Today I cried for several consecutive hours. I cried all the way up route 130 and kept it up in the store once I arrived. I cried walking around town in the dark. I cried while I ate jolly ranchers and watched crickets. I cried and cried and cried my eyes out. But, I did not smoke.
I think smoking was a more effective procrastination tool than I realized. It allowed me to avoid more than just my "to-do list". I was also avoiding looking at the unpleasant truth of things. I would just go sit outside and smoke. Now that I am giving it up, there is nowhere to hide. Everything is bubbling up, rising to the surface. And I am afraid, but I also love it.
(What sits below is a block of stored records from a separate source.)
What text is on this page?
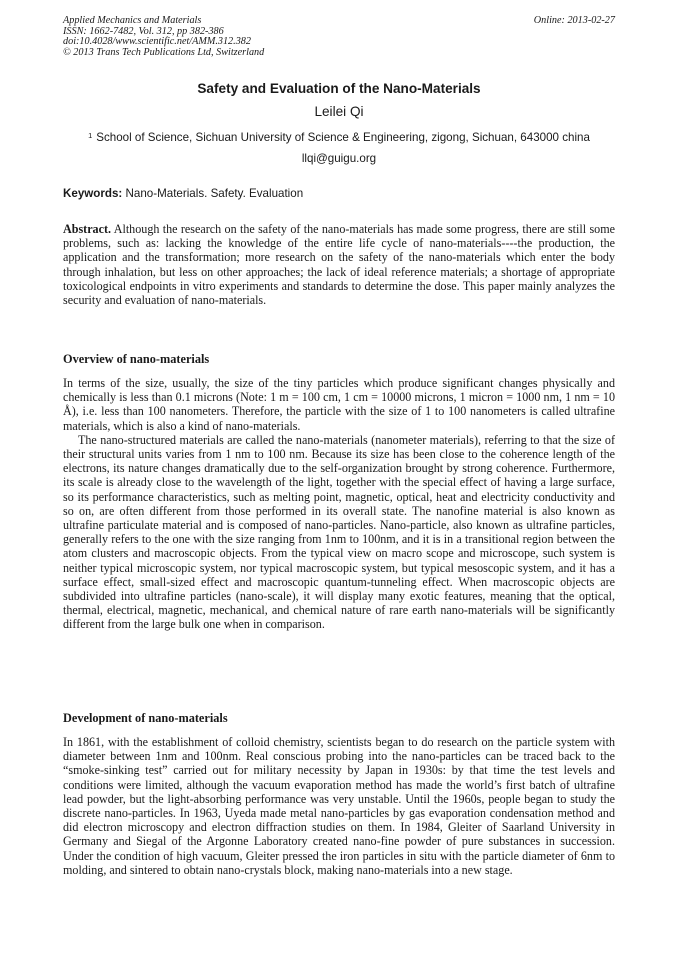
Applied Mechanics and Materials
ISSN: 1662-7482, Vol. 312, pp 382-386
doi:10.4028/www.scientific.net/AMM.312.382
© 2013 Trans Tech Publications Ltd, Switzerland
Online: 2013-02-27
Safety and Evaluation of the Nano-Materials
Leilei Qi
$^1$ School of Science, Sichuan University of Science & Engineering, zigong, Sichuan, 643000 china
llqi@guigu.org
Keywords: Nano-Materials. Safety. Evaluation
Abstract. Although the research on the safety of the nano-materials has made some progress, there are still some problems, such as: lacking the knowledge of the entire life cycle of nano-materials----the production, the application and the transformation; more research on the safety of the nano-materials which enter the body through inhalation, but less on other approaches; the lack of ideal reference materials; a shortage of appropriate toxicological endpoints in vitro experiments and standards to determine the dose. This paper mainly analyzes the security and evaluation of nano-materials.
Overview of nano-materials

In terms of the size, usually, the size of the tiny particles which produce significant changes physically and chemically is less than 0.1 microns (Note: 1 m = 100 cm, 1 cm = 10000 microns, 1 micron = 1000 nm, 1 nm = 10 Å), i.e. less than 100 nanometers. Therefore, the particle with the size of 1 to 100 nanometers is called ultrafine materials, which is also a kind of nano-materials.

The nano-structured materials are called the nano-materials (nanometer materials), referring to that the size of their structural units varies from 1 nm to 100 nm. Because its size has been close to the coherence length of the electrons, its nature changes dramatically due to the self-organization brought by strong coherence. Furthermore, its scale is already close to the wavelength of the light, together with the special effect of having a large surface, so its performance characteristics, such as melting point, magnetic, optical, heat and electricity conductivity and so on, are often different from those performed in its overall state. The nanofine material is also known as ultrafine particulate material and is composed of nano-particles. Nano-particle, also known as ultrafine particles, generally refers to the one with the size ranging from 1nm to 100nm, and it is in a transitional region between the atom clusters and macroscopic objects. From the typical view on macro scope and microscope, such system is neither typical microscopic system, nor typical macroscopic system, but typical mesoscopic system, and it has a surface effect, small-sized effect and macroscopic quantum-tunneling effect. When macroscopic objects are subdivided into ultrafine particles (nano-scale), it will display many exotic features, meaning that the optical, thermal, electrical, magnetic, mechanical, and chemical nature of rare earth nano-materials will be significantly different from the large bulk one when in comparison.

Development of nano-materials

In 1861, with the establishment of colloid chemistry, scientists began to do research on the particle system with diameter between 1nm and 100nm. Real conscious probing into the nano-particles can be traced back to the “smoke-sinking test” carried out for military necessity by Japan in 1930s: by that time the test levels and conditions were limited, although the vacuum evaporation method has made the world’s first batch of ultrafine lead powder, but the light-absorbing performance was very unstable. Until the 1960s, people began to study the discrete nano-particles. In 1963, Uyeda made metal nano-particles by gas evaporation condensation method and did electron microscopy and electron diffraction studies on them. In 1984, Gleiter of Saarland University in Germany and Siegal of the Argonne Laboratory created nano-fine powder of pure substances in succession. Under the condition of high vacuum, Gleiter pressed the iron particles in situ with the particle diameter of 6nm to molding, and sintered to obtain nano-crystals block, making nano-materials into a new stage.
I am finally, after many months and many moons, accepting that the relationship is over and truly a done deal. I have been telling myself all sorts of stories, all manner of denials. "Maybe he misses me, too. Maybe he feels the same way I do. Maybe one day he will realize what he's missing and change his heart, his mind." Because of these stories, I didn't want to move on. I didn't want to delete the emails, all the texts from the beginning when things were glorious. "Eventually," I told myself, "when we get back together I'll want to have those things to remember." I am finally accepting that this will never happen. I am accepting that there is nothing to hold on to; the past is the past no matter what stories I tell myself about it.
So now I am facing it, allowing the grief to wash over me. It feels like hell.
It also feels pure and real. And uncomplicated (at least when I stick with it.) But, I notice that I want to be angry. I want to demonize him and cast myself as the victim. I catch myself constructing these elaborate stories about how he wronged me. There is nothing happening, all just stories I am telling myself.
And there is another story. This is the one where I sweep my real feelings under the rug so we can be friends. Believing in any story I tell myself won't work.
What I want is the easy way out, to pin a label on it, an answer, something concrete so I can wrap the whole thing up: all figured out. The truth is that there is no absolute truth. And tonight I recognized that I don't have a choice. If I want to live honestly, I need to stay in the moment where it is uncomfortable and messy. I need to steep in it and let it all seep in. It can be a scary place to hang out, but it is real life.
It's time to start telling myself a new story. Maybe it will be a list of possibilities or a love letter to myself. Maybe I will make my life a poem that begins with "love attracts love". Or maybe, I will stop believing in my stories and just allow the the beauty of the world to rise up and meet me.